Corrective osteotomy through the physis.
A corrective osteotomy through the physis such as the Dunn or Fish osteotomy is perfect for the reconstruction of the anatomy, but has a high risk of complications occurring like avascular necrosis and fixation failure [61, 69, 143]. Alshryda et al. [6] compared retrospectively a group of moderate and severe SCFE cases, one group treated by in situ screw fixation with no reduction and another with Fish osteotomy. They claim that both the groups showed equal numbers of patients suffering from AVN (around 30%), and they concluded that using a Fish osteotomy was preferable for the better anatomical position and the AVN was caused by the vascular damage and not by the osteotomy.

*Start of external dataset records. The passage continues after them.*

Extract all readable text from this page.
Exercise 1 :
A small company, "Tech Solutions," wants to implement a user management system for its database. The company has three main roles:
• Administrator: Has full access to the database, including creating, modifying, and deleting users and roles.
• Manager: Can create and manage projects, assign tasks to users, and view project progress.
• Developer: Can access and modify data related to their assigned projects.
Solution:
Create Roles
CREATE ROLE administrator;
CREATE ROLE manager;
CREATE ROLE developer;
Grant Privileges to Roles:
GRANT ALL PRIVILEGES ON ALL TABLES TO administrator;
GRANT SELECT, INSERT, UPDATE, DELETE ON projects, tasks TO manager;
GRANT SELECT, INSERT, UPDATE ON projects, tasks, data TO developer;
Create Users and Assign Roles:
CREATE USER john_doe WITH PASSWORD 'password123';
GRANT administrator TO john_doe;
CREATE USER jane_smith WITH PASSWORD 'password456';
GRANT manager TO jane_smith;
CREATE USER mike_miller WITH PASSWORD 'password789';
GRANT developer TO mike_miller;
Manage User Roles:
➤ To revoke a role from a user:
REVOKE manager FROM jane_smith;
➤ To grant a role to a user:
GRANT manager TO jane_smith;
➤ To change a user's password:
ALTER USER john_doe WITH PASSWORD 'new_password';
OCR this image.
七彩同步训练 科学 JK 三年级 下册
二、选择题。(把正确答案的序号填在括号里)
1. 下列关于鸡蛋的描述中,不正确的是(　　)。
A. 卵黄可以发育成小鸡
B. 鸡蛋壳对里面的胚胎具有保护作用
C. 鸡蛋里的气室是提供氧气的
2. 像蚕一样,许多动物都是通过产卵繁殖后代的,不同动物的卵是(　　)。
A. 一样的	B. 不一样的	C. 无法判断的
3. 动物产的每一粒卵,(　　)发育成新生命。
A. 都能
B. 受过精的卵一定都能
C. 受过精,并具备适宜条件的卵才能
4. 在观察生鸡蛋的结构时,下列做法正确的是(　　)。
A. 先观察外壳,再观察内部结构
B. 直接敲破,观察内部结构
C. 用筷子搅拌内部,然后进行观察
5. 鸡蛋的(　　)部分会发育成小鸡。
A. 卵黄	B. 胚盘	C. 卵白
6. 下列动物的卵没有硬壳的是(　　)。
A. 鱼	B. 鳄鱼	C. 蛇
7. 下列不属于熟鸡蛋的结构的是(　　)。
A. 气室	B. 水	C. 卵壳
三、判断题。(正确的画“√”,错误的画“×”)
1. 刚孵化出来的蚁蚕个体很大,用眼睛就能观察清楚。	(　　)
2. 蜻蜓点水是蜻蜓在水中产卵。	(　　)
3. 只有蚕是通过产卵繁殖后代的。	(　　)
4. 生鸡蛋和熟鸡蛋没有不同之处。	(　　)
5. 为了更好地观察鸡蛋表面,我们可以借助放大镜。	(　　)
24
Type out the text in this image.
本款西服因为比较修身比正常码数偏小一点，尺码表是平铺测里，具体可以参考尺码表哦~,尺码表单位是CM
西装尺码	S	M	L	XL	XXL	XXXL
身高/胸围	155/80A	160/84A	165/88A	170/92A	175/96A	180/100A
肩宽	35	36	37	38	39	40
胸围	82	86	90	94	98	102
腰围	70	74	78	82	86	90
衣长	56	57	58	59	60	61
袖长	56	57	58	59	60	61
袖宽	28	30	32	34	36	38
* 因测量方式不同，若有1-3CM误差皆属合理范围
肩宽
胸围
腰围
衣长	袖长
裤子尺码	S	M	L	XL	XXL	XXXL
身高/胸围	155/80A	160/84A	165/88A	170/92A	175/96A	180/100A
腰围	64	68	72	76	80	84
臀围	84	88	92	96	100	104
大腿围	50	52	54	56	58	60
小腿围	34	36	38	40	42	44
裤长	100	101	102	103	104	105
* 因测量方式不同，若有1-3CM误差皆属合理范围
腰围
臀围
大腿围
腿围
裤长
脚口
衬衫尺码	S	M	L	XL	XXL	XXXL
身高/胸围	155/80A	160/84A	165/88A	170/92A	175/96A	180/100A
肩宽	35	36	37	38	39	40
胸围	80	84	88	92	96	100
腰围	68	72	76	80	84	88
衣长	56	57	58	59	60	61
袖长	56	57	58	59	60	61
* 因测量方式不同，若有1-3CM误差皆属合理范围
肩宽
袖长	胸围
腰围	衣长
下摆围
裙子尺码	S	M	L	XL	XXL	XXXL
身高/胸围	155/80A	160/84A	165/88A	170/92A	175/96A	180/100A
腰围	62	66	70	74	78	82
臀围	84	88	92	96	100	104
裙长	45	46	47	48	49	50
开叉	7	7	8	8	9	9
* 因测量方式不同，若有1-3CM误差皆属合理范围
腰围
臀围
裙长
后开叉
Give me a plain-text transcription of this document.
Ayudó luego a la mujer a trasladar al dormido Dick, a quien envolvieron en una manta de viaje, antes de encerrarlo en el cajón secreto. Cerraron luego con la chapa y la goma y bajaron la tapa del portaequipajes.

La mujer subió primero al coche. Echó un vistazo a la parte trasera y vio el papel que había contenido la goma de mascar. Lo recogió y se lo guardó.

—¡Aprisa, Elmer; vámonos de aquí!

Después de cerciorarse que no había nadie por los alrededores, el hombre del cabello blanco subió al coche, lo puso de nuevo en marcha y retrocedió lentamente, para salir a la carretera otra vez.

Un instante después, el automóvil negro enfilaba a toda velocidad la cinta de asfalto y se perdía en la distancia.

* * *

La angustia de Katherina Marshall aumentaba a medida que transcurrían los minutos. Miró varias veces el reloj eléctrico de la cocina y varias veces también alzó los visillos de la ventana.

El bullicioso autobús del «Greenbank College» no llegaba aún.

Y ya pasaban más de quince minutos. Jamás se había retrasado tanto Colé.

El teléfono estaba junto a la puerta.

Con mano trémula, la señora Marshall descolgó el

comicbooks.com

Ganz (2011) [34] introduced the technically more demanding method of surgical dislocation and open reduction of the slipped epiphysis (modified Dunn). This technique has until now only a few users. By extending the retinacular flap to preserve the vascular supply to the femoral head containing the primary perfusion and by dislocation of the femoral head for the osteoplasty, Ganz claims to see less complications of AVN of the femoral head. Even so, apart from it being technically demanding, it is possible that uncertainty about long-term prognosis and the increased AVN rate if performed by less experienced surgeons, are other factors limiting its use [7, 33, 48, 65, 75, 77, 120, 128, 131, 137, 163]. Novais found superior results with the modified Dunn procedure in comparison with the in situ percutaneous screw fixation for severe SCFE [94]. Anderson [8] performed a subcapital femoral osteotomy in the chronic slips after fusion of the growth plate and describes two out of 12 hips with AVN postoperatively. Ten out of 12 hip joints showed acetabular hyaline cartilage lesions which were caused by repetitive mechanical abrasion of the prominent metaphysis against the anterior rim of the acetabulum. The average time after pinning in situ for this procedure was 29 months. He furthermore states that this procedure carries out a significant risk of major complications. Souder et al. [132] advises only to perform the Ganz/modified Dunn in unstable slips. The rate of AVN is similar in this osteotomy compared to the in situ epiphysiodesis. In stable slips, a higher risk of AVN is found (20% Ganz versus 0% in situ pinning).
Concluding: results of performing a corrective subcapital osteotomy appears to be dependent on the experience of the surgeon. If a subcapital osteotomy is performed the risk of AVN should be taken into account.